Muriel Miguel is a founder of the Native American Theatre Ensemble at La MaMa. She is a choreographer, play writer, actor, educator, and Two-spirit woman. She gathered a diverse group of women including both of her sisters Gloria Miguel and Lisa Mayo, thus creating the Spiderwoman theater. She also taught theater at Bard College. In addition to Spiderwoman Theater, she was a founding member of Joseph Chaikin's Open Theater.

Gloria Miguel studied drama at Oberlin College. She has worked extensively in television and theater with the Spiderwoman, she has toured throughout New Zealand, Australia and Europe. She was a drama consultant for the Minnesota Native American AIDS, she was also a drama teacher at the YMCA eastern district in Brooklyn. she is also the mother of Monique Mojica, another playwright and actress.

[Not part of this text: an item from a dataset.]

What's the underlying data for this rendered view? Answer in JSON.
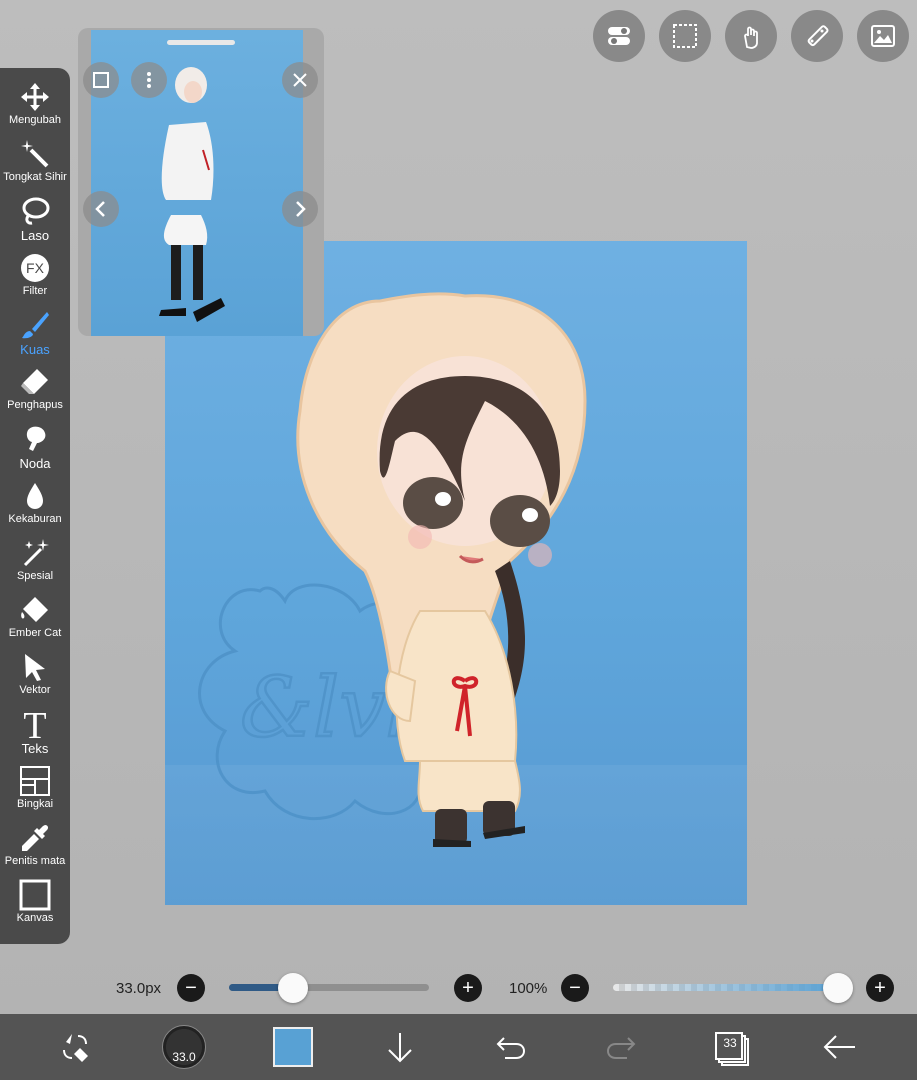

Lisa Mayo (1924–2013) was trained as a mezzo-soprano at the New York School of Music. Mayo also studied dance and musical comedy. She has written and performed in more than 20 plays that were produced by The Spiderwoman Theater, and toured New Zealand, Europe, Australia, China, United States and throughout Canada. She has created two one-woman shows The Pause That Refreshes and My Sister Ate Dirt. Mayo contributed to the Minnesota Native American AIDS by teaching theater crafts to young people. She served on the board of directors of The American Indian Community House from 1998 to 2007.

==Works==
Of the many plays by Spiderwoman Theatre, the following plays have been printed in anthologies:
- "Sun, Moon, and Feather" in Contemporary Plays by Women of Color: An Anthology. Kathy A. Perkins and Roberta Uno, editors (London: Routledge, 1996. Republished in 2006).
- "Power Pipes" in Seventh Generation: An Anthology of Native American Plays. Mimi D'Aponte, editor, (New York: Theatre Communications Group, June 1998).
- "Winnetous Snake Oil Show from Wigwam City" in Playwrights of Color. Meg Swanson and Robin Murray, editors, (Nicholas Brealey Publishing, Aug. 1999).
- "Sun, Moon, and Feather" in Stories of Our Way: An Anthology of American Indian Plays. Jaye T. Darby and Hanay Geiogamah, editors, (UCLA American Indian Studies Center: Jan. 2000).
- "Reverb-ber-ber-rations" in Staging Coyote's Dream: An Anthology of First Nation Drama in English. Monique Mojica and Ric Knowles, editors (Playwrights Canada Press: Sept. 2002).
- "Winnetou's Snake Oil Show from Wigwam City" in Keepers of the Morning Star: An Anthology of Native Women's Theater. Jaye T. Darby and Stephanie Fitzgerald, editors (UCLA American Indian Studies Center: Jan. 2003).
- "Winnetous Snake Oil Show from Wigwam City" in Footpaths & Bridges: Voices from the Native American Women Playwrights Archive. Shirley A. Huston Findley and Rebecca Howard, editors (University of Michigan Press: 2009)
- "Trail of the Otter" in Staging Coyote's Dream: An Anthology of First Nation Drama in English, Volume 2. Monique Mojica and Ric Knowles, editors (Playwrights Canada Press: Sept. 2009).
- "Hot 'n' Soft" in Two Spirit Acts: Queer Indigenous Performances. Jean O'Hara, editor (Playwrights Canada Press: April 2014).
Other works include:
- "Red Mother," a one-woman play produced for 2 nights at the Museum of the American Indian.
- "Persistence of Memory," a play about the healing aspects of story-telling as well as stereotypes surrounding Indigenous expressions and the challenges Indigenous performers face as a result.
- Women in Violence 1977
- Lysistrata Numbah! 1977
- The Trilogy of: My Sister Ate Dirt, Jealousy and Friday Night 1978
- Cabaret: An Evening of Disgusting Songs and Pukey Images 1979
- Oh, What a Life 1980
- The Fittin' Room 1980
- Material Witness, 2016
- Fear of Oatmeal, 2018: The day after "Fear of Oatmeal" closed, Muriel Miguel was named a recipient of a Doris Duke Performing Artist Award of $275,000.
- Town of Little Sagas, a podcast series following the everyday inhabitants of an imaginary Native town, which premiered May 3, 2021.